School officials ultimately backed off of the voting rights lawsuit prohibition, but UF, one of the largest universities by enrollment in the country, still faces a lawsuit from the affected professors. Separately, an education professor, Chris Busey, has alleged in a grievance that faculty were told they should not use the words “critical” and “race” in concentration descriptions.
The new report, from an ad hoc Faculty Senate committee on academic freedom, was released Monday and subsequently flagged by the Tampa Bay Times.
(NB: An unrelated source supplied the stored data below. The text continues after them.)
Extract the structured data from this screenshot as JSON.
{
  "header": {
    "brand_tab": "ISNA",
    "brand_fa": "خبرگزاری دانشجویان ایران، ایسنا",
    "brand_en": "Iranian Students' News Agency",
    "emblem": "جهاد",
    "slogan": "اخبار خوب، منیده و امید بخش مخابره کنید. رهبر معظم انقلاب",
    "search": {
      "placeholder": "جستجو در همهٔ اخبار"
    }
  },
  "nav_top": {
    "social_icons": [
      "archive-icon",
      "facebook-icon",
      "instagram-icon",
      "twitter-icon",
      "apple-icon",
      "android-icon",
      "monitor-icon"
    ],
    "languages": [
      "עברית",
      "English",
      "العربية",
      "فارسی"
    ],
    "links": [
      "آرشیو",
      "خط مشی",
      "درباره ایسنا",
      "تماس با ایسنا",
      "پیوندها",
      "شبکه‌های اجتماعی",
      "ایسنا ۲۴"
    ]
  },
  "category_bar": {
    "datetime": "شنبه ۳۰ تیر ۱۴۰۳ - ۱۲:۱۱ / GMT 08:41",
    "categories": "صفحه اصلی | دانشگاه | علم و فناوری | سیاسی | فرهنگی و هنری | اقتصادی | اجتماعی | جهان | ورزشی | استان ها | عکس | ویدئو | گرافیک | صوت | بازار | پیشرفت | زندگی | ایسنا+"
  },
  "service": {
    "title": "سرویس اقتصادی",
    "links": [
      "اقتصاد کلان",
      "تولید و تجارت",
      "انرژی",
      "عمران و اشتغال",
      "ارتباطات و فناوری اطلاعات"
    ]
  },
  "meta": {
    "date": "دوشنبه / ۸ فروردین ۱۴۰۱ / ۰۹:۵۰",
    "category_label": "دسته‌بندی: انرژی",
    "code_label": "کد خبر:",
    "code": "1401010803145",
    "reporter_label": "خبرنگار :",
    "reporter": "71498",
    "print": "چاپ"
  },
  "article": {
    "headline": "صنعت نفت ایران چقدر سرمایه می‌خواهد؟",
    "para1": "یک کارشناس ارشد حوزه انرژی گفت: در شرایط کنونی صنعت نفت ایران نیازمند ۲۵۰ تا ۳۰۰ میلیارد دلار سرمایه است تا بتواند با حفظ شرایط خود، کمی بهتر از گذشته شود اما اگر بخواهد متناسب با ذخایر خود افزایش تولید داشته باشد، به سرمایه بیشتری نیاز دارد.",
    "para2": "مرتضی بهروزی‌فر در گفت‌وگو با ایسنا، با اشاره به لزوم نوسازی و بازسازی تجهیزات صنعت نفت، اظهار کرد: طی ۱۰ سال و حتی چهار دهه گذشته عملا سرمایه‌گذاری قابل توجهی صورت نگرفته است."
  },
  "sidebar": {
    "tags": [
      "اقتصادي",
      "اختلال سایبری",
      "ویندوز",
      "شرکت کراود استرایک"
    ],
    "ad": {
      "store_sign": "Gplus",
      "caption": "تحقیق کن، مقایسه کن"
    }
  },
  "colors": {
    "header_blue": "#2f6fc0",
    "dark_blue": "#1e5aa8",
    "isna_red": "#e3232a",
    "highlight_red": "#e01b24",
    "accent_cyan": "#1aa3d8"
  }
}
A university spokesperson declined to comment.
The report detailed an atmosphere of self-censorship amid uncertainty about retaliation, as well as direct obstacles to academic work, particularly on race and COVID-19.
“Some examples of challenges reported to the ad hoc committee include external pressure to destroy deidentified data, barriers to accessing and analyzing deidentified data in a timely manner, and barriers to publication of scientific research which, taken together, inhibited the ability of faculty to contribute scientific findings during a world-wide pandemic,” the report found.
Among other things, the committee noted “Reports that University of Florida employees were told verbally not to criticize the Governor of Florida or UF policies related to Covid-19 in media interactions.”
“There is a palpable feeling of fear among tenured and non-tenured COM faculty of reprisal if they speak out on these issues,” the report said later, referring to College of Medicine faculty who wish to comment publicly about the COVID-19 pandemic.
“Concern was expressed by some faculty interviewed that COM/UF Health facility expansion funding in the state would be in jeopardy if the state administrative branch policy on pandemic regulations were not followed in opinion articles by medical faculty,” the report added.
Aside from COVID-19 concerns, the report also suggested the allegations from Professor Busey about the use of the words “critical” and “race” wasn’t a one-off incident.
“Comments were provided that websites were required to be changed, that course syllabi had to be restructured, and that use of the terms ‘critical’ and ‘race’ could not appear together in the same sentence or document,” the report said.
Separately, the report referred to anonymous faculty claims that content from websites and curricula were asked to be removed, delayed or altered — and that “In reported cases, the reason for such requests appeared to be that such content conflicted with a position taken by political actors or factions within the State government.”